Point de vue : Charlie
Je me souviens encore de cette journée d'été, Théo avait débarqué comme une tornade chez moi quelques temps après son accident. J'avais ouvert la porte avec humeur, torse nu, forcé et contraint de quitter le lit par son entêtement et les bruits ininterrompus de la sonnette de l'appartement.
"Ohhhh Fraté !", j'avais reconnu au ton et à l'air malicieux et inquiétant de Théo qu'il avait une idée derrière la tête mais je restais impassible et renfrogné.

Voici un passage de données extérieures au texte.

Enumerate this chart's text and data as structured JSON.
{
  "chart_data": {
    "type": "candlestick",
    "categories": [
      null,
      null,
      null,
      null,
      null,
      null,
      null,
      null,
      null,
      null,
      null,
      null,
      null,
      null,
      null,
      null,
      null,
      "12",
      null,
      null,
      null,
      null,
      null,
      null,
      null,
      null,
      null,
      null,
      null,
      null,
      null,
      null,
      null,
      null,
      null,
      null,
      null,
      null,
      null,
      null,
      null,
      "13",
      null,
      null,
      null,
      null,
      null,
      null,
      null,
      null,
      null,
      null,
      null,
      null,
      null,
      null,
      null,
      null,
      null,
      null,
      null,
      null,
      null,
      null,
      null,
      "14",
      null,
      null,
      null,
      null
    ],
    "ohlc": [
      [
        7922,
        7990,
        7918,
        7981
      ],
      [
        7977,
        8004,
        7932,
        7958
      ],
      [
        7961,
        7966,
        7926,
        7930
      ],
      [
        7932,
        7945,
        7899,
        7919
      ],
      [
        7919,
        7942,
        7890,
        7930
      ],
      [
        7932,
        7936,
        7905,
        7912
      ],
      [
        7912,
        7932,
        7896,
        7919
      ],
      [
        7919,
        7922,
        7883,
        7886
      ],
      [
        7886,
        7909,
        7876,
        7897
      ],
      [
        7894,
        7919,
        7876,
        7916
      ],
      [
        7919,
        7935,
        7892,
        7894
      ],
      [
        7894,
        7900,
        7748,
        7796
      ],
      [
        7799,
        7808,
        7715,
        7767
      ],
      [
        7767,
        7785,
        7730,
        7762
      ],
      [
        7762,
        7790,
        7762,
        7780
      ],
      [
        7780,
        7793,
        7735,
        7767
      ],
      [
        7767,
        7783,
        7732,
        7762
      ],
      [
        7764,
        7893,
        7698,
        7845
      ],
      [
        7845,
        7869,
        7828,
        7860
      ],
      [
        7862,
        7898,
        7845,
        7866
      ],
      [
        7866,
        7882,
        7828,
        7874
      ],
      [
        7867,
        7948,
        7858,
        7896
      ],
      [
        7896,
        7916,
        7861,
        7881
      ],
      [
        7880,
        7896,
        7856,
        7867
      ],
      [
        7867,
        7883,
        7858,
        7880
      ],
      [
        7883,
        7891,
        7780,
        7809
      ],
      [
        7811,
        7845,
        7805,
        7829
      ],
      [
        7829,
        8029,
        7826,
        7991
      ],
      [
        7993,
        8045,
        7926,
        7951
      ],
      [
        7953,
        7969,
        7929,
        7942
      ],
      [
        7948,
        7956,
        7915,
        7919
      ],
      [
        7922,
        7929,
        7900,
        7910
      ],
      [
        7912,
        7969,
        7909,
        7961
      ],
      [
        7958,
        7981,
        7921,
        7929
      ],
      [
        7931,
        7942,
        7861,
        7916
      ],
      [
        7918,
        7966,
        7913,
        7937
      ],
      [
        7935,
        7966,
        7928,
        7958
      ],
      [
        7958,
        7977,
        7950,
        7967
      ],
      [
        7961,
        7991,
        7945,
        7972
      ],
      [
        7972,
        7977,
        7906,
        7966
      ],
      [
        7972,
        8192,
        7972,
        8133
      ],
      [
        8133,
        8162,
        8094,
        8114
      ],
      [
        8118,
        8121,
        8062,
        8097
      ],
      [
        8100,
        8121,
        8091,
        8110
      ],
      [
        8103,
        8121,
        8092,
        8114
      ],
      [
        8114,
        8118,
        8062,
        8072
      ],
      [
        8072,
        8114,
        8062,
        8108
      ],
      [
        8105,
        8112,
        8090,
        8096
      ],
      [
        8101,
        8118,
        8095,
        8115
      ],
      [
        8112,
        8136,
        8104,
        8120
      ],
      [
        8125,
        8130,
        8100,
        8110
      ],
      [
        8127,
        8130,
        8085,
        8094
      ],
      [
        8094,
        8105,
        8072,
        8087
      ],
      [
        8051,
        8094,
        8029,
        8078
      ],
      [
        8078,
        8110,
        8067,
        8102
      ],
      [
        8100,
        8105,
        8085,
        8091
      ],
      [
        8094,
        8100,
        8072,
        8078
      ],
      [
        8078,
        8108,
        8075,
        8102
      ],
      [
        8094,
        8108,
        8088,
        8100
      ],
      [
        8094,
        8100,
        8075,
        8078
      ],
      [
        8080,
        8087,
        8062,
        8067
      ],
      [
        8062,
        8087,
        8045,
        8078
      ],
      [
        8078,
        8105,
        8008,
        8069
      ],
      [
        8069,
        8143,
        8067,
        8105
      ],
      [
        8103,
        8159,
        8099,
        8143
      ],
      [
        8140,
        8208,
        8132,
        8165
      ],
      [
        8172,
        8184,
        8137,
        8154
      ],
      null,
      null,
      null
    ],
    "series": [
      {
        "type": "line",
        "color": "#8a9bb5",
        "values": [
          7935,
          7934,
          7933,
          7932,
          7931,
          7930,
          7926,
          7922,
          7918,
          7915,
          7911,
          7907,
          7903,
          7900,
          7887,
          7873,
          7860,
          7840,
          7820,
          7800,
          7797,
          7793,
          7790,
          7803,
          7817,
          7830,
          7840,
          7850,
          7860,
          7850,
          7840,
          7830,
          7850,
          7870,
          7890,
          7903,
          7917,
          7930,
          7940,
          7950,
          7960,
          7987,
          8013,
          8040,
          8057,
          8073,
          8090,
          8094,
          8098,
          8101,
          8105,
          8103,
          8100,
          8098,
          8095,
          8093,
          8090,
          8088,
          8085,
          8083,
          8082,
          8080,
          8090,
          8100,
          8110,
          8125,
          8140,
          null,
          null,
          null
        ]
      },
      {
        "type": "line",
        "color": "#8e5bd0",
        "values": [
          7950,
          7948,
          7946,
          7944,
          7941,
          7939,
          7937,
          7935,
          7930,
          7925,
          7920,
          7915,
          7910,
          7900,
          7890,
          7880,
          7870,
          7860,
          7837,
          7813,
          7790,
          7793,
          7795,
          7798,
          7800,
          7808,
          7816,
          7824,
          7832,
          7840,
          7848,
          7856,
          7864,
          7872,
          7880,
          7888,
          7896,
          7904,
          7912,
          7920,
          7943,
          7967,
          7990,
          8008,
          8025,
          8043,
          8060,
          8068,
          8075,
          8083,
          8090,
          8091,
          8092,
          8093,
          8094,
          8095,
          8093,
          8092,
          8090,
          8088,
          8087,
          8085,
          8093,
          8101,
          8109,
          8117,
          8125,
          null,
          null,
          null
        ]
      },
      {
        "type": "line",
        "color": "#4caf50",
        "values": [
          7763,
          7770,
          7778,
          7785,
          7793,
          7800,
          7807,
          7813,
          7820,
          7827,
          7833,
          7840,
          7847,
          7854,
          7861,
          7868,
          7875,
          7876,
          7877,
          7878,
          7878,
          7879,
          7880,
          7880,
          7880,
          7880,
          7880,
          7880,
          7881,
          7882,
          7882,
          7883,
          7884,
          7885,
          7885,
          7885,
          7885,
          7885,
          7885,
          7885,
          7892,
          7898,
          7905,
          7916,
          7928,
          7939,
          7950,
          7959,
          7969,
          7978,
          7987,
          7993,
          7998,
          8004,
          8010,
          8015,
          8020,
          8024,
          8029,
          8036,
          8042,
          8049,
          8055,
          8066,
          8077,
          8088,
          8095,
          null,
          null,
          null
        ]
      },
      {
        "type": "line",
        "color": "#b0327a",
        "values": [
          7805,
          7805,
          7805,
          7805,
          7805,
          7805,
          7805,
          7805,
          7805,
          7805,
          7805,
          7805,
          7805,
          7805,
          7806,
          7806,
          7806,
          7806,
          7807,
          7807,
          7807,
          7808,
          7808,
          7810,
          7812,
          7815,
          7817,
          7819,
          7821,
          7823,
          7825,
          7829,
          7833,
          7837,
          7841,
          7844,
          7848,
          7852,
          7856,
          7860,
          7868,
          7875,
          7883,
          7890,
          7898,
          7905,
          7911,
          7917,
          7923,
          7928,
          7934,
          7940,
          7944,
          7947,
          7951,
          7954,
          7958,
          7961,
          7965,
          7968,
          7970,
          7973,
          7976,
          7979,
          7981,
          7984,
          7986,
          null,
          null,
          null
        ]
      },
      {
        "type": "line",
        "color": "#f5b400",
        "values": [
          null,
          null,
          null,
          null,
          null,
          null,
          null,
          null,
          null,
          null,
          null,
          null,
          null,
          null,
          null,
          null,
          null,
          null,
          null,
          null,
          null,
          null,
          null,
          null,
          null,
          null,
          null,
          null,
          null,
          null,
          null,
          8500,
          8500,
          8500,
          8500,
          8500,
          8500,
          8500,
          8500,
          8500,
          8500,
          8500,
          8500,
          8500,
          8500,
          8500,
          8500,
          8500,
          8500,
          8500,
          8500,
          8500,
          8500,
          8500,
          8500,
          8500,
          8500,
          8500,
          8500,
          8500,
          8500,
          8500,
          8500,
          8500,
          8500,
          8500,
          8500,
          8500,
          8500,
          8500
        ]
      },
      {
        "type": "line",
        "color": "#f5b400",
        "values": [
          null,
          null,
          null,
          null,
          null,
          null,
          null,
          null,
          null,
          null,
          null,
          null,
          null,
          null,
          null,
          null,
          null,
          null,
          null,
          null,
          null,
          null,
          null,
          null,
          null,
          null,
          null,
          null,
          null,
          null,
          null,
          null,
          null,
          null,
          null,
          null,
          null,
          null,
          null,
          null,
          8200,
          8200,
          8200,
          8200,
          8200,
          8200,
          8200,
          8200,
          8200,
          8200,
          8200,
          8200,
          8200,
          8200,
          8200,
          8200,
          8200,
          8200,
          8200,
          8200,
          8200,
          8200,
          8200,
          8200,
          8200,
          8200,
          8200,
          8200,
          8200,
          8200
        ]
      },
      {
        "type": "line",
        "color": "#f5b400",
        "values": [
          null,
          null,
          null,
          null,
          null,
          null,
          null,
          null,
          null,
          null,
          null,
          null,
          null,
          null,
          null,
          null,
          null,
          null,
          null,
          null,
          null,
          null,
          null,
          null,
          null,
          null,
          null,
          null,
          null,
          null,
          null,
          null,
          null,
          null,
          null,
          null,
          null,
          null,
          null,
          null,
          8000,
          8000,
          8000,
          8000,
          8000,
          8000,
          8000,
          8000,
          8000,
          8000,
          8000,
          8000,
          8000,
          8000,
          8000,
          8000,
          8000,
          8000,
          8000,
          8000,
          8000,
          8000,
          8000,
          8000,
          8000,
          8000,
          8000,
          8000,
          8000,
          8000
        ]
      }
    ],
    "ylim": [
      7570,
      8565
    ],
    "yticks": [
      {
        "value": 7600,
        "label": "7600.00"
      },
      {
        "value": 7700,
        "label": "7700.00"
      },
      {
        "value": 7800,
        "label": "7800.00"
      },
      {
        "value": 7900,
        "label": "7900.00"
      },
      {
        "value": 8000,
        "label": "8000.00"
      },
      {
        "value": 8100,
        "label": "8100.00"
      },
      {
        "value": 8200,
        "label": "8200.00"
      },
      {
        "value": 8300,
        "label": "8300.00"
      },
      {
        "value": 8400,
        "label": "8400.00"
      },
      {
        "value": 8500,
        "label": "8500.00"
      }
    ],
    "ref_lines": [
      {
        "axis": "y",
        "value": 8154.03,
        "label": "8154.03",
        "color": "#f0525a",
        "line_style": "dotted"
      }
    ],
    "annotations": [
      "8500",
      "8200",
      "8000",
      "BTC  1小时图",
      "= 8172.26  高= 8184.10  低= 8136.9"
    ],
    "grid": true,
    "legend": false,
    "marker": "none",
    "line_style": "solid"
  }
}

"Okay. Ta joie de vivre est toujours aussi rafraîchissante. Putain Charlie tu fais peur à voir. Où sont passées tes heures de gloire, mec ? Mia partirait en courant si elle te voyait dans cet état", Théo avait enchaîné plus calmement face à mon silence et après m'avoir observé de la tête aux pieds. Sur la forme, la référence à Mia provoquait une vague d'émotion désagréable. Sur le fond, je n'aurai pas osé le contredire. La faim, la soif, la fatigue de l'Ile avaient considérablement affaiblis nos corps de sportifs. Le manque, les insomnies et les angoisses du retour avaient achevés le tout. C'était un tableau à des années lumières de l'homme que j'étais deux mois auparavant.
"J'espère que tu as une bonne raison pour débarquer en fanfare à 8h du matin, un dimanche. Hormis pour te foutre de ma gueule", j'avais répondu avec humeur pendant que j'enfilais un tee-shirt et me dirigeais vers la cuisine pour me préparer un café.
"Complet. Je suis venu te chercher. Tu viens à l'appart".
"Ok. Un texto aurait suffit", je répondais en lui tendant une tasse de café.
"Non, tu n'as pas compris. Tu viens à l'appartement...de façon permanente. Tu prends tes affaires. J'en ai finis de vous voir dans cet état Harry et toi, c'est à croire que vous étiez mieux sur cette putain d'Ile", Théo me répondait en se levant d'un air déterminé. Je le voyais se diriger vers ma chambre, prendre un de mes sacs et y empaqueter quelques effets personnels.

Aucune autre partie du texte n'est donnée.